This doubt comes while reading Theorem 4 of the paper Extension of positive maps (see page 3, line 9).

It is to be noted that the conclusion would follow easily, by the Hahn-Banach theorem, if the inclusion $\mathcal{A}\widehat{\otimes} T_n\rightarrow\mathcal{B}\mathcal{(H)}\widehat{\otimes} T_n$ is isometric, that is, if the projective norm on $\mathcal{B}\mathcal{(H)}\widehat{\otimes} T_n$ is an extension of the projective norm of $\mathcal{A}\widehat{\otimes} T_n$. But, in general, the inclusion $\mathcal{A}\widehat{\otimes} T_n\rightarrow \mathcal{B\mathcal{(H)}}\widehat{\otimes} T_n$ is norm decreasing. The book "A theory of cross space" by Schatten contains an example (Corollary 3.5, page 57) that the above inclusion is not isometric in general.

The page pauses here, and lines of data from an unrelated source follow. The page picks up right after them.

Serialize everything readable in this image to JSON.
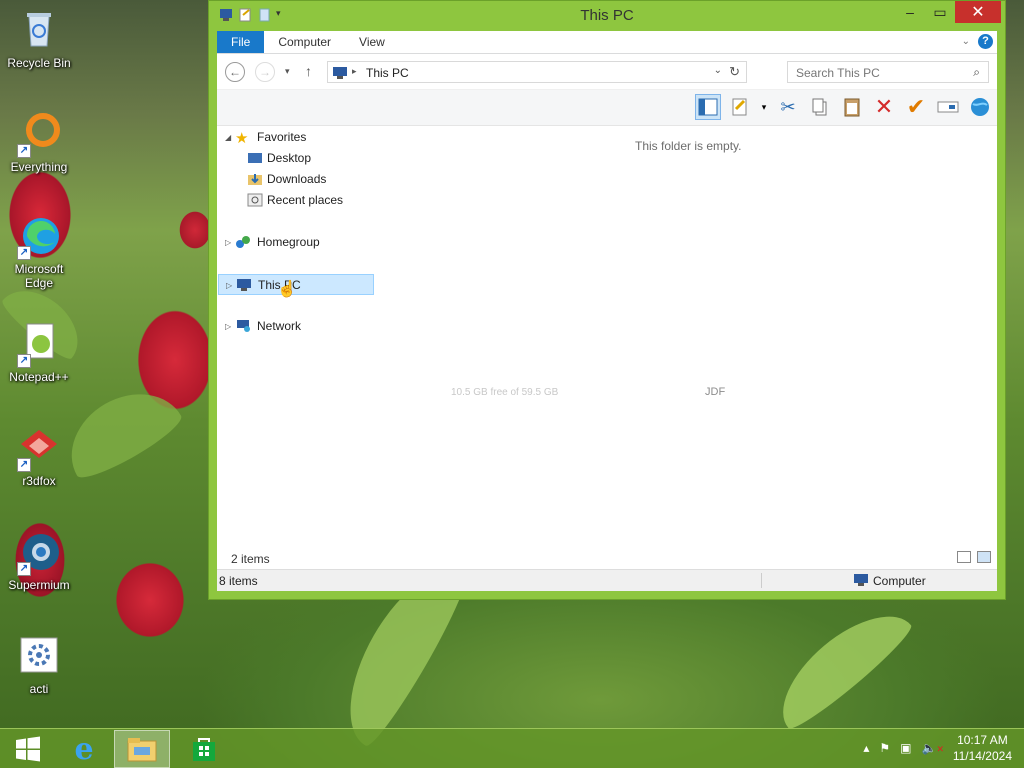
{
  "desktop": {
    "icons": [
      {
        "label": "Recycle Bin"
      },
      {
        "label": "Everything"
      },
      {
        "label": "Microsoft Edge"
      },
      {
        "label": "Notepad++"
      },
      {
        "label": "r3dfox"
      },
      {
        "label": "Supermium"
      },
      {
        "label": "acti"
      }
    ]
  },
  "window": {
    "title": "This PC",
    "ribbon_tabs": [
      "File",
      "Computer",
      "View"
    ],
    "address": "This PC",
    "search_placeholder": "Search This PC",
    "nav": {
      "favorites": "Favorites",
      "desktop": "Desktop",
      "downloads": "Downloads",
      "recent": "Recent places",
      "homegroup": "Homegroup",
      "this_pc": "This PC",
      "network": "Network"
    },
    "empty_message": "This folder is empty.",
    "ghost_text_left": "10.5 GB free of 59.5 GB",
    "ghost_text_right": "JDF",
    "item_count": "2 items",
    "status_left": "8 items",
    "status_right": "Computer"
  },
  "taskbar": {
    "time": "10:17 AM",
    "date": "11/14/2024"
  },
  "colors": {
    "window_frame": "#8ec63f",
    "accent": "#1979ca",
    "close": "#c7302c"
  }
}
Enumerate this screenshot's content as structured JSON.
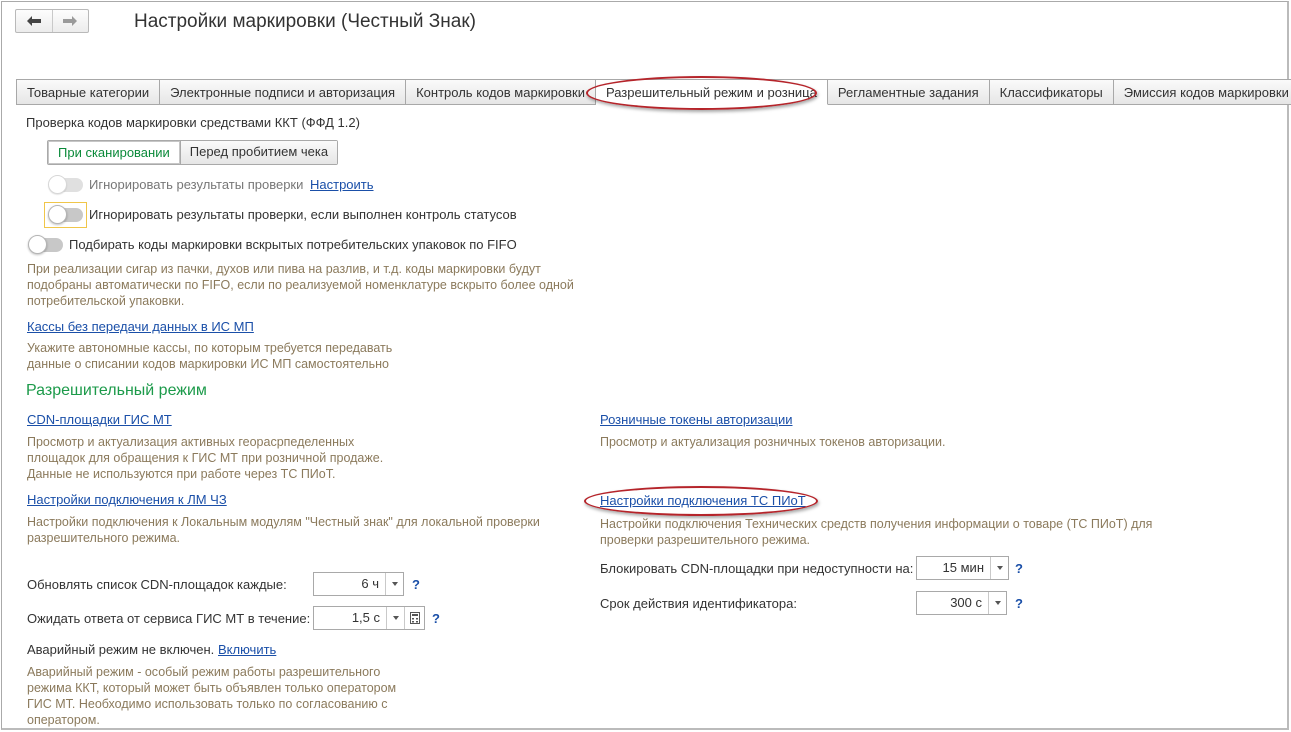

However, I think the author means the inclusion $\mathcal{A}\widehat{\otimes} T_n\rightarrow\mathcal{B}\mathcal{(H)}\widehat{\otimes} T_n$ is isometric in this special situation, that is, when $\mathcal{A}$ is an operator system and $\mathcal{H}$ is finite-dimensional. If so, it will lead to the conclusion written in the first paragraph immediately using the Hahn-Banach theorem.

I tried to prove this in various ways but could not able to prove it.

Any comment is highly appreciated. Thanks in advance.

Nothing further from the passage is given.